Ripple Effects For Banks, Visa And Mastercard As Consumers Cut Card Balances

Credit Card Debt

Americans are still borrowing – but not with their cards, which seem to have been kept firmly in their proverbial wallets. There is a reticence to spend with plastic, which may have ripple effects for banks and payment networks.

The Federal Reserve Bank of New York reported on Wednesday (May 12) that there’s been a “confounding” slide in credit card debt amid increased spending and even a ramp-up in travel spending (which has, traditionally, found its way onto credit cards).

In terms of headline numbers, credit card balances slipped by $49 billion in the first quarter of the year. Perhaps unsurprisingly, balances were paid down as consumers got stimulus checks, saved money and reined in spending.

“Credit card balances are $157 billion lower than they had been at the end of 2019, consistent with both paydowns among borrowers and constrained consumption opportunities,” the Fed reported – and the total amount is about $770 billion.

Mortgages in Demand

Yet you’d be forgiven for thinking that the appetite for debt is still intact.
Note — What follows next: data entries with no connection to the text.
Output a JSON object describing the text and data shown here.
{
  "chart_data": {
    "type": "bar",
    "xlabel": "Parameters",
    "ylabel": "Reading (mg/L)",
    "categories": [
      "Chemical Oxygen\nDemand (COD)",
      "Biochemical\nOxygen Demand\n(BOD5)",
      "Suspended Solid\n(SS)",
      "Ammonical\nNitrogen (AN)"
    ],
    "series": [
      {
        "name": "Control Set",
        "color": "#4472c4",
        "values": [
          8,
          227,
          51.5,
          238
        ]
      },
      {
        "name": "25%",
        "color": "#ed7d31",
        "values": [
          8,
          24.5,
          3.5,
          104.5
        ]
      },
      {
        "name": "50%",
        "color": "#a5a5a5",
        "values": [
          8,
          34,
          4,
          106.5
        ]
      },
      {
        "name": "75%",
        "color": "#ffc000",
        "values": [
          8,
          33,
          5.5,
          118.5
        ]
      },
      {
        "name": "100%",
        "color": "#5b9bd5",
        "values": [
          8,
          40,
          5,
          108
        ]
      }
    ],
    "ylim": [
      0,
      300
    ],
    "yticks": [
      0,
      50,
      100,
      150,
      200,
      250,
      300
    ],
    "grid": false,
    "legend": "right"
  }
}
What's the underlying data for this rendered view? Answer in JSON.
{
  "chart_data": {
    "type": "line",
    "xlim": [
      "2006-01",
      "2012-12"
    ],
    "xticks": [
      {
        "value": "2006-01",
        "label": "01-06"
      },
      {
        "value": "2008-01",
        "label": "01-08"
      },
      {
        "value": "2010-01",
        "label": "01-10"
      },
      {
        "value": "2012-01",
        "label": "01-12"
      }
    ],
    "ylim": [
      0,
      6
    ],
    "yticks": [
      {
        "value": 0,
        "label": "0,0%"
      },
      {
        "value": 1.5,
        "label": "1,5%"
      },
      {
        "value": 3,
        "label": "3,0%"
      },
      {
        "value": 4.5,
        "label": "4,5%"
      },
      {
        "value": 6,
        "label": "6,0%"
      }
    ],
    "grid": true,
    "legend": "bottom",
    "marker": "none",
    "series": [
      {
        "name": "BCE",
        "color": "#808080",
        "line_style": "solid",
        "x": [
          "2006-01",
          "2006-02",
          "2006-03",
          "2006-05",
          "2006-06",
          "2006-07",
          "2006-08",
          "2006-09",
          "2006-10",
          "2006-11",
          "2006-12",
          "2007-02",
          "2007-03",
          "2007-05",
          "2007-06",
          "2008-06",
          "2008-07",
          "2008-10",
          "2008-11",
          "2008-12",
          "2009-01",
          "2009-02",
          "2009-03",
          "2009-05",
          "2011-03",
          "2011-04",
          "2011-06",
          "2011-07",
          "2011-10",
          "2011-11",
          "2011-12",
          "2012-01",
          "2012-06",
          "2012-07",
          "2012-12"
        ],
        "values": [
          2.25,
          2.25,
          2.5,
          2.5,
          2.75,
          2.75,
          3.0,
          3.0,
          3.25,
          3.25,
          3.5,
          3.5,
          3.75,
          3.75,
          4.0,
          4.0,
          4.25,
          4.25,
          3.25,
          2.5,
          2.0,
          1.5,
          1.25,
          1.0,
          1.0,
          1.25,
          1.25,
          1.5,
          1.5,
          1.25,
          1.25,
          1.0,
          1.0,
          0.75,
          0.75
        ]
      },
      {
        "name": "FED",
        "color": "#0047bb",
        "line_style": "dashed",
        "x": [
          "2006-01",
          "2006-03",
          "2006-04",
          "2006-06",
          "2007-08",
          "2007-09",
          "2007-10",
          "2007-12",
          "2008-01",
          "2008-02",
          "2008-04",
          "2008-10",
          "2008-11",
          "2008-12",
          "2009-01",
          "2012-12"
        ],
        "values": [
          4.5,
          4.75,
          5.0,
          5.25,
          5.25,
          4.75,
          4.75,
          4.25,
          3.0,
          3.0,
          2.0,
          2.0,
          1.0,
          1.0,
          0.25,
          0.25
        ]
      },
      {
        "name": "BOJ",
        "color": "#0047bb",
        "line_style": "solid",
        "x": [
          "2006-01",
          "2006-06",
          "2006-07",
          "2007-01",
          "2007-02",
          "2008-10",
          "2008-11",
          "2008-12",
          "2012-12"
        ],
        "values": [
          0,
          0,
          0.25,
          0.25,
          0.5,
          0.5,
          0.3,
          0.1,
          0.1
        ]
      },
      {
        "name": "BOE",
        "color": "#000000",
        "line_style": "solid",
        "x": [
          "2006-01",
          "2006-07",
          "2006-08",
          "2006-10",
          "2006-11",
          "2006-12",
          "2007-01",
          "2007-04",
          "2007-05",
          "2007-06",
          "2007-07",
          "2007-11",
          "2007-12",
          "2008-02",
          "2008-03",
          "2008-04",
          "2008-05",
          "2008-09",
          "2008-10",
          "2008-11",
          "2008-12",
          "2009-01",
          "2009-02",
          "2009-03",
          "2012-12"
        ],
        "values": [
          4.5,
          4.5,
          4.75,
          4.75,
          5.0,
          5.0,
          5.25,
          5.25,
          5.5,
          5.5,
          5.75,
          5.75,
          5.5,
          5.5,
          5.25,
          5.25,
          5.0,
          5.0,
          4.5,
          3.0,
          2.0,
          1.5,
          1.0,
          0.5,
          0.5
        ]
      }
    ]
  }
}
Consider the fact that total household debt hit $14.6 trillion in the quarter, which would mark a 60-basis-point rise from the end of last year and an aggregated $344 billion rise from last year. Clearly, consumers piled into mortgage debt and student loans.

In fact, reported the Fed, mortgage balances were $117 billion higher year over year, standing at $10.2 trillion at the end of the most recent period. Mortgage originations in the quarter reached $1.1 trillion, a near-record pace. Seventy-three percent of those originations were to borrowers with credit scores over 760.

In another nod to credit quality, only 15 percent of the $153 billion of newly originated auto loans were originated to borrowers with credit scores below 620; that’s the lowest share seen in the Fed’s history of tracking the data.

Delinquency rates slipped in a further measure of creditworthiness – to about 3.1 percent of all debt outstanding – as a harbinger that banks and other firms are likely to release reserves for anticipated loan losses headed forward.

But might this spell a bit of a headwind for banks and other financial services firms moving forward? After all, increased transactions on cards keep revenue streams intact for these firms. Firms like Synchrony, Discover and Capital One have seen high single-digit percentage to mid-teen percentage point declines on balances.

During earnings season, firms noted that debit had outpaced credit spend – but early signs, at least in the current quarter, may point to at least some rebound.

Jennifer Piepszak, J.P. Morgan’s chief financial officer, told analysts on the first-quarter earnings call in April that “consumer sentiment has returned to more normalized levels, reflecting increased optimism. We’ve seen debit and credit card spend return to pre-pandemic levels, up 9 percent year on year and 14 percent versus 1Q ’19, despite T&E remaining significantly lower.”

Travel and entertainment are key areas of credit spend, and are likely to return amid economies reopening. Indeed, J.P. Morgan has seen that T&E spend was up more than 50 percent in March compared to February, and the bank saw “similar growth across CX loyalty and ultimate reward travel bookings.” And Mastercard, in its own results, indicated that credit is poised to recover as domestic spending reaches pre-pandemic levels.